Kritik vom Mieterbund:

Günstiger Wohnraum wird knapp

In Brandenburg ist der soziale Wohnungsbau über viele Jahre hinweg vernachlässigt worden. Die Landesregierung will das ändern. Das sei der richtige Ansatz, aber nicht genug, wird bemängelt.

6000 bis 8000 Sozialwohnungen sollen im Land fehlen, beklagt der Mieterbund.
Bernd Settnik 6000 bis 8000 Sozialwohnungen sollen im Land fehlen, beklagt der Mieterbund.

Von 2012 bis 2015 sank die Zahl der Sozialwohnungen in Brandenburg um knapp drei Prozent auf rund 14 200, wie aus der Antwort des Infrastrukturministeriums auf eine Anfrage der Linksfraktion hervorgeht. Der Bestand an Wohnungen mit Mietpreis- und Belegungsbindung nahm im selben Zeitraum um rund 22 300 auf etwa 54 100 ab – um fast ein Drittel. In den kommenden Jahren will die Landesregierung den Bau von mindestens 2000 Sozialwohnungen ankurbeln. Sechs Landkreise und zwei kreisfreie Städte haben seit 2012 die Zahl ihrer Sozialwohnungen verringert. In der Uckermark blieb der Bestand bei 716 Wohnungen.

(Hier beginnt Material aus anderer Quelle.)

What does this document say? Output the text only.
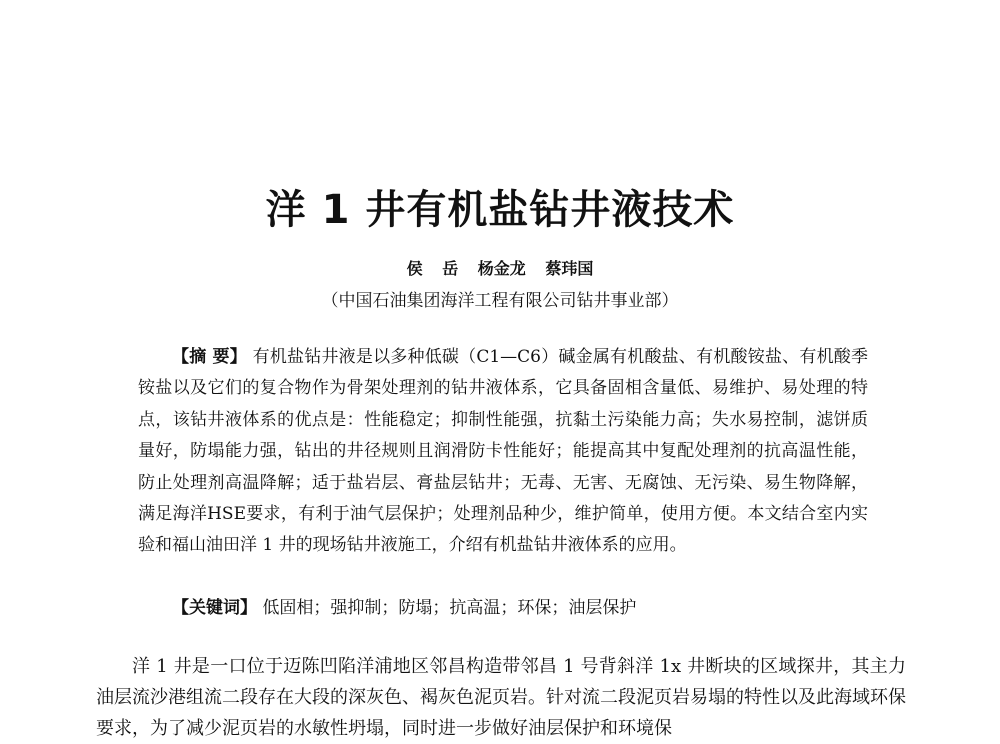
洋 1 井有机盐钻井液技术
侯 岳 杨金龙 蔡玮国
（中国石油集团海洋工程有限公司钻井事业部）

【摘 要】 有机盐钻井液是以多种低碳（C1—C6）碱金属有机酸盐、有机酸铵盐、有机酸季铵盐以及它们的复合物作为骨架处理剂的钻井液体系，它具备固相含量低、易维护、易处理的特点，该钻井液体系的优点是：性能稳定；抑制性能强，抗黏土污染能力高；失水易控制，滤饼质量好，防塌能力强，钻出的井径规则且润滑防卡性能好；能提高其中复配处理剂的抗高温性能，防止处理剂高温降解；适于盐岩层、膏盐层钻井；无毒、无害、无腐蚀、无污染、易生物降解，满足海洋HSE要求，有利于油气层保护；处理剂品种少，维护简单，使用方便。本文结合室内实验和福山油田洋 1 井的现场钻井液施工，介绍有机盐钻井液体系的应用。

【关键词】 低固相；强抑制；防塌；抗高温；环保；油层保护

洋 1 井是一口位于迈陈凹陷洋浦地区邻昌构造带邻昌 1 号背斜洋 1x 井断块的区域探井，其主力油层流沙港组流二段存在大段的深灰色、褐灰色泥页岩。针对流二段泥页岩易塌的特性以及此海域环保要求，为了减少泥页岩的水敏性坍塌，同时进一步做好油层保护和环境保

Zwar hat Brandenburg seine Zuschüsse für den sozialen Wohnungsbau in diesem Jahr aufgestockt, allerdings ist dafür nur ein Teil der um 30 auf 70 Millionen Euro erhöhten Fördergelder vorgesehen. Hinzu kommen weitere 30 Millionen vom Bund. Finanziert werden damit auch Modernisierung und Instandsetzung von Wohnungen. Der Wohnungsneubau komme daher viel zu kurz, sagte der Vorsitzende des Mieterbunds Brandenburg, Rainer Radloff. „Das reicht gerade mal aus, den Bestand zu sanieren. Wir brauchen aber mehr Sozialwohnungen, rund 6000 bis 8000.“

Zu wenig Anreiz für sozialen Wohnungsbau

Zwar sei die neue Förderrichtlinie des Landes zum Wohnungsbau der „richtige Ansatz“, da nicht nur Darlehen erhöht würden, sondern auch Zuschüsse möglich seien, die nicht zurückgezahlt werden müssen. „Allerdings bieten die Förderbedingungen noch nicht genügend Anreiz, in den sozialen Wohnungsbau zu investieren“, so Radloff. Auch Kommunen müssen nach Ansicht des Mieterschützers mehr tun. „Wenn sie kein Geld beisteuern können, sollten sie wenigstens preiswertes Bauland für Wohnungen mit geringen Mieten anbieten.“ Preiswerte Wohnungen fehlten vor allem im „Speckgürtel“ um Berlin.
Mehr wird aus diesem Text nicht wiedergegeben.